Tell us what you think: What does the recent volatility in emerging market currencies signal?

  • The Argentine peso and Turkish lira have taken a knock this year.
  • Declines in emerging market currencies also come amid recent strength in the dollar.
Union workers demonstrate while legislators debate a bill to put a stop on public services taxes raising in Buenos Aires, on May 9, 2018.
Eitan Abramovich | AFP | Getty Images
Union workers demonstrate while legislators debate a bill to put a stop on public services taxes raising in Buenos Aires, on May 9, 2018.

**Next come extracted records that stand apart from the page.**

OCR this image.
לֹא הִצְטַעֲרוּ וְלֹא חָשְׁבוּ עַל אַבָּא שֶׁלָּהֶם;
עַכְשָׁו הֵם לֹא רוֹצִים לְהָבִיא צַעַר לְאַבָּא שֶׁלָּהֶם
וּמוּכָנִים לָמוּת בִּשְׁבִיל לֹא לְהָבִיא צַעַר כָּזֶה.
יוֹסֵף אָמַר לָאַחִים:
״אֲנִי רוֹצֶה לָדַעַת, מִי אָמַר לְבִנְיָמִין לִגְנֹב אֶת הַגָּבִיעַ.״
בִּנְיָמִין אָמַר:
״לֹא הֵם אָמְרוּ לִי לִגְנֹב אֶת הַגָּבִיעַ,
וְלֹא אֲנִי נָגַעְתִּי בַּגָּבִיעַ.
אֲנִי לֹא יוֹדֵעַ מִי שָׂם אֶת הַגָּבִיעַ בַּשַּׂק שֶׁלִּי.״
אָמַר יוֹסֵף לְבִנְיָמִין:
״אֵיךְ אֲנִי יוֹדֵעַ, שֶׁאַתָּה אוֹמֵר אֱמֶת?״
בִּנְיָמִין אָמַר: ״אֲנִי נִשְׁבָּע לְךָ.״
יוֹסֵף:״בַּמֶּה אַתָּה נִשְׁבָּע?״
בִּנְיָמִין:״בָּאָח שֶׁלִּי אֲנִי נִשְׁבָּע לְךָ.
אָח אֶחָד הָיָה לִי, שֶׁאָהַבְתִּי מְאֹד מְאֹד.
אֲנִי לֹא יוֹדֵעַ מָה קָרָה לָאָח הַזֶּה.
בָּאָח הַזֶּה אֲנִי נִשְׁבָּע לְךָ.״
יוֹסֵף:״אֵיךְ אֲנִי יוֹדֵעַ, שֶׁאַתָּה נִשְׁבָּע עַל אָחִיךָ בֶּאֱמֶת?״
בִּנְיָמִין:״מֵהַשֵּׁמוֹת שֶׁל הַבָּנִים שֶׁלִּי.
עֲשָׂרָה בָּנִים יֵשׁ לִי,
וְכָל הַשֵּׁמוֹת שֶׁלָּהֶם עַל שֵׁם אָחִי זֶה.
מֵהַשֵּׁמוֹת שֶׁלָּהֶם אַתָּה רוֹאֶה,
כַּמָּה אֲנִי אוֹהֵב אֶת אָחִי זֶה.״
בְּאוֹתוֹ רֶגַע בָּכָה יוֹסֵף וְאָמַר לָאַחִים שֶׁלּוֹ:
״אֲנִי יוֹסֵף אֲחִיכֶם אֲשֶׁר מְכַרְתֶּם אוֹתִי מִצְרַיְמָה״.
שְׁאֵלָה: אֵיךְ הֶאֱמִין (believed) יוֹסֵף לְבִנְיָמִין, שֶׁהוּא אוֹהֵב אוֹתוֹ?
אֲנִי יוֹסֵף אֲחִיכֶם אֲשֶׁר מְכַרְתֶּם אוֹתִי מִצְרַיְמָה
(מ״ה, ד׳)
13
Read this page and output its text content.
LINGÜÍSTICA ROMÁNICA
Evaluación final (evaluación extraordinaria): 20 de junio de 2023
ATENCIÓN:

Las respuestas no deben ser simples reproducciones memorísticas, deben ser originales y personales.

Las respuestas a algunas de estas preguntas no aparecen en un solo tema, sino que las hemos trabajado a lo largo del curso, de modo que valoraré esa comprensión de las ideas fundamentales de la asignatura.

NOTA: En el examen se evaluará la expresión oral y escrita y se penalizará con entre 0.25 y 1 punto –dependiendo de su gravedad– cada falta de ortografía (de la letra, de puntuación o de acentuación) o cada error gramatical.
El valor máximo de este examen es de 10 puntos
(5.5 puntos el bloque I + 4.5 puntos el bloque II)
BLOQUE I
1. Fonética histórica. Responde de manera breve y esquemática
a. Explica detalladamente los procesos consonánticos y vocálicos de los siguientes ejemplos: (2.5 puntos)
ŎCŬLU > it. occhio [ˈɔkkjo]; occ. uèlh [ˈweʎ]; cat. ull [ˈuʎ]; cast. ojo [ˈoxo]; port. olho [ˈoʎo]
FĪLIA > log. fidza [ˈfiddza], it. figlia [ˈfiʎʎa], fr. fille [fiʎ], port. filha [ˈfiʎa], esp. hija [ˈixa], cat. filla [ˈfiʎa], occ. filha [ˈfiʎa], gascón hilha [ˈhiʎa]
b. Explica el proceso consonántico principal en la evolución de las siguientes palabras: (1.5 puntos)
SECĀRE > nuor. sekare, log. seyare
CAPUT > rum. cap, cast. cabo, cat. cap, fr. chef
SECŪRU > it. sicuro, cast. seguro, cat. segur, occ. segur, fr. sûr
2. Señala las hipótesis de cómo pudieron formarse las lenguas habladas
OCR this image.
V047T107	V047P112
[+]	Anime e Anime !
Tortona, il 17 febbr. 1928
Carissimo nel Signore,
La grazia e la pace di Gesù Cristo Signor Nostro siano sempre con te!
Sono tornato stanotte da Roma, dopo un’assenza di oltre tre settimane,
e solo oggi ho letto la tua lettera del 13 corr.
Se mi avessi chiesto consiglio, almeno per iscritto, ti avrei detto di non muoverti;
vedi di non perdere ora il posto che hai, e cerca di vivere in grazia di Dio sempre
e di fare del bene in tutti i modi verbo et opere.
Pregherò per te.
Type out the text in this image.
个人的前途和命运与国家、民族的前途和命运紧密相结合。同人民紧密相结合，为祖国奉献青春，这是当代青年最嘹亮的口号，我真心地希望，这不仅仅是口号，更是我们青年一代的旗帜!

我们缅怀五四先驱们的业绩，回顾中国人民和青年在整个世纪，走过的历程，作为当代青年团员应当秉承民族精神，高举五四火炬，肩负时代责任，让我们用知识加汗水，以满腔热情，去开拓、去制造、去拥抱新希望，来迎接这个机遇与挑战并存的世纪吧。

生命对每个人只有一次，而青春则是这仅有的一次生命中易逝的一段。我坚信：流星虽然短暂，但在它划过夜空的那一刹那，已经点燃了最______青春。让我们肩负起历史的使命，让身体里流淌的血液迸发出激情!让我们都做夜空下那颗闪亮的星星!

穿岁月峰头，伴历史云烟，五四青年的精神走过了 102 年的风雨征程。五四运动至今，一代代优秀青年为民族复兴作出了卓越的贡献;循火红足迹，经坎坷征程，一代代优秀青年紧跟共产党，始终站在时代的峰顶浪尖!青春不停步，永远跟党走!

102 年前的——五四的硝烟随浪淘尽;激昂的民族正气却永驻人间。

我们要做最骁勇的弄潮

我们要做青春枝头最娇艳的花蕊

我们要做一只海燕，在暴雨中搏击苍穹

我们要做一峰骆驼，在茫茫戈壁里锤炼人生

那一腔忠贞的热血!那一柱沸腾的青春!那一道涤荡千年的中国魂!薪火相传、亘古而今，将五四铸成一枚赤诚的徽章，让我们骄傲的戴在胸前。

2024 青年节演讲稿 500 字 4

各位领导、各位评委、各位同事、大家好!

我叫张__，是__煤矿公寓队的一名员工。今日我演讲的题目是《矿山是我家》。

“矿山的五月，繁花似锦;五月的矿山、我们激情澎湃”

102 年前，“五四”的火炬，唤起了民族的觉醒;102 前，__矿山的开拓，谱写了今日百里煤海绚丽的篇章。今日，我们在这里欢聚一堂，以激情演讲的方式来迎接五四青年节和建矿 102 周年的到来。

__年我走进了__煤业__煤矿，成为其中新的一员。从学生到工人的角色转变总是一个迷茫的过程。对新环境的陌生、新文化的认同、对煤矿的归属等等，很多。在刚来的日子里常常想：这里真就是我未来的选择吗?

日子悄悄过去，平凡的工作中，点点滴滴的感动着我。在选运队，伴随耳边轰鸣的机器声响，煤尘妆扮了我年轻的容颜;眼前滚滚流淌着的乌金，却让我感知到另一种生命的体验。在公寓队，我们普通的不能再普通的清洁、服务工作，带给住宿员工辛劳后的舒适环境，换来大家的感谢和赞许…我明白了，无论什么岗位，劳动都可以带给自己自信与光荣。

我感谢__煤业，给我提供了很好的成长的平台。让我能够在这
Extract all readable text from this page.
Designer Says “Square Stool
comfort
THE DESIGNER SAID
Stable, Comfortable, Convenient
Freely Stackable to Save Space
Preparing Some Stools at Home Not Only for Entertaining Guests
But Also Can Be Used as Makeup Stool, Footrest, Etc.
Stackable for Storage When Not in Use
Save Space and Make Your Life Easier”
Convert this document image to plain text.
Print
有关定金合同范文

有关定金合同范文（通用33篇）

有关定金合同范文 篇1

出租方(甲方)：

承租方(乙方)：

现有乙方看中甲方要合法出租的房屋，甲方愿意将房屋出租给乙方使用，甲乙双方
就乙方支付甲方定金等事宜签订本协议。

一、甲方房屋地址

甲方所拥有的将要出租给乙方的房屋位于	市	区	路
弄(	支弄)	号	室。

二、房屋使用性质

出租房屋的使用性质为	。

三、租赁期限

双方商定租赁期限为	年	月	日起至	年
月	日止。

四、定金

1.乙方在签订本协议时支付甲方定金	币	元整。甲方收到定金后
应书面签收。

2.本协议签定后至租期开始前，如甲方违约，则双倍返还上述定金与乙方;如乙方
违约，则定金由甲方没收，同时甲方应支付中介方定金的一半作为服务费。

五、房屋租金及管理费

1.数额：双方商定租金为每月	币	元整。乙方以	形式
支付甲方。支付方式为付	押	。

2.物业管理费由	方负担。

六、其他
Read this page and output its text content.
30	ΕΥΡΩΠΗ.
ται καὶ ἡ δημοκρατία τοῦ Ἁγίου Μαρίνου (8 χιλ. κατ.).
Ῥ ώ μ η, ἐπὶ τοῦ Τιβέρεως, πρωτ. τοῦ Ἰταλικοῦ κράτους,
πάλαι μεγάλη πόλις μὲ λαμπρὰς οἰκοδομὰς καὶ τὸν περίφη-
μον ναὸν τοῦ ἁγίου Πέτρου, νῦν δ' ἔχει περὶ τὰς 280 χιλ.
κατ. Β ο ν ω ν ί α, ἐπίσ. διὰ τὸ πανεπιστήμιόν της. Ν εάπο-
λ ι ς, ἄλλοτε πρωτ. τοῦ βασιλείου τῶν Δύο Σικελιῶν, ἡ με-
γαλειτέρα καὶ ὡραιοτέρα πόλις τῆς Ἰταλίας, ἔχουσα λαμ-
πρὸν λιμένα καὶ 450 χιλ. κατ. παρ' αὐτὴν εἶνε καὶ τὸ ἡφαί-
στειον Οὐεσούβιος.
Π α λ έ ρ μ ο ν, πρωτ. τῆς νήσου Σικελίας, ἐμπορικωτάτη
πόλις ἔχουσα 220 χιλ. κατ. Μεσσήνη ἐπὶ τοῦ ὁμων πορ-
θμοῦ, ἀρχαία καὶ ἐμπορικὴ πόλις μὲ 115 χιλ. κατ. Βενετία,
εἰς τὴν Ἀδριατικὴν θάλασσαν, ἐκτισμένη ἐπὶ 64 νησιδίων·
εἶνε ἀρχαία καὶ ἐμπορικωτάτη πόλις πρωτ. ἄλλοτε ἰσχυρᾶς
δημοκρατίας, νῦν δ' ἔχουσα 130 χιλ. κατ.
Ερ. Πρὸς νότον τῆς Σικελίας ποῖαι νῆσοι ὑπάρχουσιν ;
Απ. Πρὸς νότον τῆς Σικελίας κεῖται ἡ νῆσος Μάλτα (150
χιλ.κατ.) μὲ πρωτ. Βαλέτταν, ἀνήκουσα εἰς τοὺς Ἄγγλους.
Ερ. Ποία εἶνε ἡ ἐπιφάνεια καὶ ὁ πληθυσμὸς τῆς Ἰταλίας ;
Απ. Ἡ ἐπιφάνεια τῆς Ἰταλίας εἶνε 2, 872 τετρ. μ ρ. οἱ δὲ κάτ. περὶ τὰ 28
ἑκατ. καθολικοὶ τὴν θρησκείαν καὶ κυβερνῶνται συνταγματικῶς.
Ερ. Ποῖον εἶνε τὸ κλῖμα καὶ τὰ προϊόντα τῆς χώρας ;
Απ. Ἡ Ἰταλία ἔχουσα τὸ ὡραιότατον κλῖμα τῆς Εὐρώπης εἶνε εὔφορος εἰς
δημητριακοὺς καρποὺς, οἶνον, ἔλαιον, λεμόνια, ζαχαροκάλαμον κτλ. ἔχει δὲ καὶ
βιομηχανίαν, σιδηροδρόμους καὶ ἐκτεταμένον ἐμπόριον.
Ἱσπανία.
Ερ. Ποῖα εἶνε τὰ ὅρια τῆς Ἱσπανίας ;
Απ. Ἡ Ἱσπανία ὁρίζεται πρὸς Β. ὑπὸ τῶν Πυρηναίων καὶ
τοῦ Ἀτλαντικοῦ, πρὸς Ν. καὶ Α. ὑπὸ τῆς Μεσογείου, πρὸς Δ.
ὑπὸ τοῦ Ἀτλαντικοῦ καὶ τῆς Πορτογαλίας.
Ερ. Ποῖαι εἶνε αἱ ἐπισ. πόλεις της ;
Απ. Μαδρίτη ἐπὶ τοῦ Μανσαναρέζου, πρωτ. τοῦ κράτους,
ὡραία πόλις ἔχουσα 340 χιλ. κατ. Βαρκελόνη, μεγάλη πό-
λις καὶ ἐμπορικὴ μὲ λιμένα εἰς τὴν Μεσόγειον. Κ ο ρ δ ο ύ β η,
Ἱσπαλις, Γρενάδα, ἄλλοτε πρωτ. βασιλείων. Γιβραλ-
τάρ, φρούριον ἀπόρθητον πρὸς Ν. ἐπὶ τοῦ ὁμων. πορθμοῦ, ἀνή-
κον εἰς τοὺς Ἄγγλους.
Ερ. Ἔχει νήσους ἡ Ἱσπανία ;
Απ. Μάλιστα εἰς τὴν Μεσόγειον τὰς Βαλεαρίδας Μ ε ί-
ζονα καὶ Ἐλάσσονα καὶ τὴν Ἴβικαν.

Emerging market currencies took a knock last week, coming under pressure as the dollar firmed, among other idiosyncratic factors.

On Friday, the Argentine peso closed at a record low of 23.35 per dollar even though the country has approached the International Monetary Fund for aid. The currency has dropped some 23 percent this year despite the central bank raising rates to 40 percent earlier in the month.

Elsewhere, the Turkish lira sank to record lows last week amid concerns of soaring inflation. Turkish President Tayyip Erdogan on Friday referred to interest rates as "the mother and father of all evil," Reuters said.

The MSCI Emerging Market Currency Index has erased most of its gains made this year, last standing at 1,691.24 at the end of Friday trade.

Ahead, central banks in Indonesia and Brazil are slated to announce interest rate decisions later in the week.